Davia is a feminine form of David, from Hebrew meaning "beloved."
Davia is a feminine elaboration of David, one of the most storied names in the Western tradition. David itself comes from the Hebrew *Dawid*, almost certainly meaning "beloved" or possibly "uncle" in an archaic Semitic sense, though the beloved interpretation has dominated for millennia. The biblical King David — shepherd, poet, warrior, flawed patriarch — gave the name an unrivaled cultural weight that spread through Jewish, Christian, and Islamic communities alike.
The feminization of David has taken many forms across cultures: Davida in Scotland, Davina in England, Davidina in Scandinavia. Davia represents a more streamlined, Romance-influenced variation, swapping the heavier suffix for a light open vowel ending that gives it a Mediterranean warmth. It has no single famous bearer who defines it, which is itself a kind of freedom — the name carries the grandeur of its root without being overshadowed by any one historical figure.

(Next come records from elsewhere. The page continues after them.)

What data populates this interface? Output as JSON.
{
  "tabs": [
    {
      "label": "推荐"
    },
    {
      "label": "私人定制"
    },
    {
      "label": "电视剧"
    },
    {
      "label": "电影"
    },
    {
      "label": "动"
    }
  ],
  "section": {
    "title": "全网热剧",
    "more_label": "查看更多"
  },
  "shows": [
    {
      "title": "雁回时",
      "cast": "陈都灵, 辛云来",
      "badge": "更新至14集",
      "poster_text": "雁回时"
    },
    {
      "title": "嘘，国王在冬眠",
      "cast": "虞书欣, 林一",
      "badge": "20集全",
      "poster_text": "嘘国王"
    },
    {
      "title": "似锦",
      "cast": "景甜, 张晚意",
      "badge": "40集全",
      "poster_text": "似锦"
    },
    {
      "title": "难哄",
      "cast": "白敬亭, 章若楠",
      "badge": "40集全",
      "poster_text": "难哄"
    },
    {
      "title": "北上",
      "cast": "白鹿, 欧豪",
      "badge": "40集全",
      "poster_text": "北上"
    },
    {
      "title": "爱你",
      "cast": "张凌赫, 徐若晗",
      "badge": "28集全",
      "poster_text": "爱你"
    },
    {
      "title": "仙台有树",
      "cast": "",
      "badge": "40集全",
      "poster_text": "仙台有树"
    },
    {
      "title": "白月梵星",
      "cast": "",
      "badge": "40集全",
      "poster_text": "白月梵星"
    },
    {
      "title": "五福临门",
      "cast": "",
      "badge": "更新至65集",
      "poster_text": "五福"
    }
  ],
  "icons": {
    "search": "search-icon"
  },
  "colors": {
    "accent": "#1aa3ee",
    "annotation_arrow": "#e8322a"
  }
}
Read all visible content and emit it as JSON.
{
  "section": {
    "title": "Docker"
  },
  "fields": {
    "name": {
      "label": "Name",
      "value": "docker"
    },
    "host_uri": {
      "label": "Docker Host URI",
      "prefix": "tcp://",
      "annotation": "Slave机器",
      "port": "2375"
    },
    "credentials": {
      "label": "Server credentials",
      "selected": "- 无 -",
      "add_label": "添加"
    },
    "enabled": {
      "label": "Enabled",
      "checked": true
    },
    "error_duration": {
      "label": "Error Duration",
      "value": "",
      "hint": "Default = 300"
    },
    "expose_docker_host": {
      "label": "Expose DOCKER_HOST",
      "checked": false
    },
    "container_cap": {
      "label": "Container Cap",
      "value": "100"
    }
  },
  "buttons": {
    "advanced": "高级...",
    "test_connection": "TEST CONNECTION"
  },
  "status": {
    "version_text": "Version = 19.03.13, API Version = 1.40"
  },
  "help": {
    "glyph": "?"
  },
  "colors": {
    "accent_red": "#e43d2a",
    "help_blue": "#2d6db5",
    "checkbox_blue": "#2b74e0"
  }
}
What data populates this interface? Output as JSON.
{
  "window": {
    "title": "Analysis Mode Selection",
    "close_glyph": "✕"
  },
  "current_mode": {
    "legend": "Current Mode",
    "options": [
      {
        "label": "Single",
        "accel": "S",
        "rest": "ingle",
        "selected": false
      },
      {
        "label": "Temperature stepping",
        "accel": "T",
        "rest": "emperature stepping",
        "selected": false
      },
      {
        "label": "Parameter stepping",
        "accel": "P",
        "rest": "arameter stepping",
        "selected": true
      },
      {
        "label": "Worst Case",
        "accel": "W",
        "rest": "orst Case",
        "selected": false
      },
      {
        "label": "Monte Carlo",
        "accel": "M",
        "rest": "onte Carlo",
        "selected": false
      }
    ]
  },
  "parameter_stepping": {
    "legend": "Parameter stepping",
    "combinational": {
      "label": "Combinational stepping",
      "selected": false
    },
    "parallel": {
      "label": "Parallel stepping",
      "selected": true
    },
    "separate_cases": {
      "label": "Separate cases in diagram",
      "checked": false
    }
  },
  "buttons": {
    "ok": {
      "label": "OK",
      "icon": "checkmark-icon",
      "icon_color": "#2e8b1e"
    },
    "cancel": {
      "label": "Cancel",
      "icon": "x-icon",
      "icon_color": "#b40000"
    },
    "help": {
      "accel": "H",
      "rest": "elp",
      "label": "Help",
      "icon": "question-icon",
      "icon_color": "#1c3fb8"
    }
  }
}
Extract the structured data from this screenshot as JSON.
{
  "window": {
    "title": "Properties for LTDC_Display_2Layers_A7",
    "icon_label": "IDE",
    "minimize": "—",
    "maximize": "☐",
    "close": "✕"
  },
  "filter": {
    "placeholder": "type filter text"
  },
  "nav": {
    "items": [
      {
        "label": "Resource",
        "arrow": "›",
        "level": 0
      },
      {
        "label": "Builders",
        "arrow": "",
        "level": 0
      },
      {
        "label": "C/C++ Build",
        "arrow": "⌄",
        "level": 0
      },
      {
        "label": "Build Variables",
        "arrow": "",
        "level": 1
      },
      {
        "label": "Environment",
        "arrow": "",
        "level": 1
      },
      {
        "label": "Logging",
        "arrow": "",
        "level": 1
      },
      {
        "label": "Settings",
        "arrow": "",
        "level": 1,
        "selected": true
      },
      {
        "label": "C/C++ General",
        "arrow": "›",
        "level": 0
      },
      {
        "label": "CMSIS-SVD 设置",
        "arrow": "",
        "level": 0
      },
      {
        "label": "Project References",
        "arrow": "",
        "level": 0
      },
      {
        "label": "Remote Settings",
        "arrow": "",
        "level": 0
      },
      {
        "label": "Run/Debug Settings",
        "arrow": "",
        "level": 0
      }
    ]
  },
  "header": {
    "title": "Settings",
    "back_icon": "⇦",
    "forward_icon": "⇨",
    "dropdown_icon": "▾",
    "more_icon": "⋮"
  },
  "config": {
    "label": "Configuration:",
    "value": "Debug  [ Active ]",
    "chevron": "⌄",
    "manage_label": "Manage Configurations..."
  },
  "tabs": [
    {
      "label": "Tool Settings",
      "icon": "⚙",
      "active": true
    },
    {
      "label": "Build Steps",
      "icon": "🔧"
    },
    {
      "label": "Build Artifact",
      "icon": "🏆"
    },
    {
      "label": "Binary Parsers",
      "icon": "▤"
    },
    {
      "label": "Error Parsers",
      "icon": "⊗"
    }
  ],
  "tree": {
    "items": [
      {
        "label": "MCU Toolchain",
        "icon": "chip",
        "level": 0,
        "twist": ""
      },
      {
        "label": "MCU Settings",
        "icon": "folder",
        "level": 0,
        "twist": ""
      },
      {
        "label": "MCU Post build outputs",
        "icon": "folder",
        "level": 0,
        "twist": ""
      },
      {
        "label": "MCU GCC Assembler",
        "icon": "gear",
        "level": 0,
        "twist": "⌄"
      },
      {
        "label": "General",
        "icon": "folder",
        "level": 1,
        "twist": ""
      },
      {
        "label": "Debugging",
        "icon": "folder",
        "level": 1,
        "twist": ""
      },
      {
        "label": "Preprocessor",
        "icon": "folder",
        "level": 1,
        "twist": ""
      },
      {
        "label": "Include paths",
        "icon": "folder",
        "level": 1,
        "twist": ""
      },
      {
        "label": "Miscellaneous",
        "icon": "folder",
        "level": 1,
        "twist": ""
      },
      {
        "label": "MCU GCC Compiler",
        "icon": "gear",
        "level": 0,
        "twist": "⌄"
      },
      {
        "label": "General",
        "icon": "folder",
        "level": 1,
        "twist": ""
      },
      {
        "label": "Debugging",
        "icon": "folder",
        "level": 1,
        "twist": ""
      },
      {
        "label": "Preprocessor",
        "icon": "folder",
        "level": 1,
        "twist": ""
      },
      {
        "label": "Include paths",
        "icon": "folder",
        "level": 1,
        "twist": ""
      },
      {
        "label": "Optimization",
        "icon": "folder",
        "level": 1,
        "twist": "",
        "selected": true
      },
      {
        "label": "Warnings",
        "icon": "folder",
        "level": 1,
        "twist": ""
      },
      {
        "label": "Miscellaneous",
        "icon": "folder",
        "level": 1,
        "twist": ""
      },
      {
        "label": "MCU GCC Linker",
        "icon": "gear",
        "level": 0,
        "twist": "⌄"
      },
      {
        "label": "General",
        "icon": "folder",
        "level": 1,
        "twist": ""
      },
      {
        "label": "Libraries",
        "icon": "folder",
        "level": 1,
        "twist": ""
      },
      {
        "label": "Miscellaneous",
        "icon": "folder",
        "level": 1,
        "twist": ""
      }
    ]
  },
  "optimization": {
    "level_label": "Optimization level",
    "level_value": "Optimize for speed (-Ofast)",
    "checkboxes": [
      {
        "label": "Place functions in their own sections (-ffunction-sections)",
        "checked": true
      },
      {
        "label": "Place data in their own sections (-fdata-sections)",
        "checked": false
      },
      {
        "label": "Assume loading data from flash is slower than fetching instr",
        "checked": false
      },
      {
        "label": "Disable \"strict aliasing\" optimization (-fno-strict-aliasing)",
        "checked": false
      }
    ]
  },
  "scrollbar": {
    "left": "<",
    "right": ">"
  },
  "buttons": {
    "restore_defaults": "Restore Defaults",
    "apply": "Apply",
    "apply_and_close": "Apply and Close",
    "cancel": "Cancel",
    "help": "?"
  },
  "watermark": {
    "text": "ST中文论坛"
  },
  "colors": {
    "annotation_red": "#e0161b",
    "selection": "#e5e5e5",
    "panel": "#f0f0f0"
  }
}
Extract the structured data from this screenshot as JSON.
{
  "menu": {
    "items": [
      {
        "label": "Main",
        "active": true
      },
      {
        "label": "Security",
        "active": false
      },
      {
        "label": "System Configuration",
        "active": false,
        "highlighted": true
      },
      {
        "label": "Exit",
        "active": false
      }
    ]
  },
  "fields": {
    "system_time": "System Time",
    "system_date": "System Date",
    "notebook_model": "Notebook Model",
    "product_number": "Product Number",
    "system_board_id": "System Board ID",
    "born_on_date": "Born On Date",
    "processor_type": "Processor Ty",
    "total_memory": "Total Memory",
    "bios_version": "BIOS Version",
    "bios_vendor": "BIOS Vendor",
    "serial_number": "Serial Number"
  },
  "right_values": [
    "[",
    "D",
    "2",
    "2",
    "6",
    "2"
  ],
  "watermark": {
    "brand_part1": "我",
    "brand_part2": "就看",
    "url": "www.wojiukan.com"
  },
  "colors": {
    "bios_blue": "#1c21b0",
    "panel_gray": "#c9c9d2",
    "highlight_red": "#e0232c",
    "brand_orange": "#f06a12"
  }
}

Davia emerged more visibly in American naming culture during the latter twentieth century, appearing in records from the 1960s onward with modest but consistent usage. Its relative rarity has made it attractive to parents who want the deep etymology of David available to a daughter without reaching for the more common Davina. The name occupies a pleasing middle ground: recognizable enough to be pronounceable on first glance, uncommon enough to feel genuinely distinctive.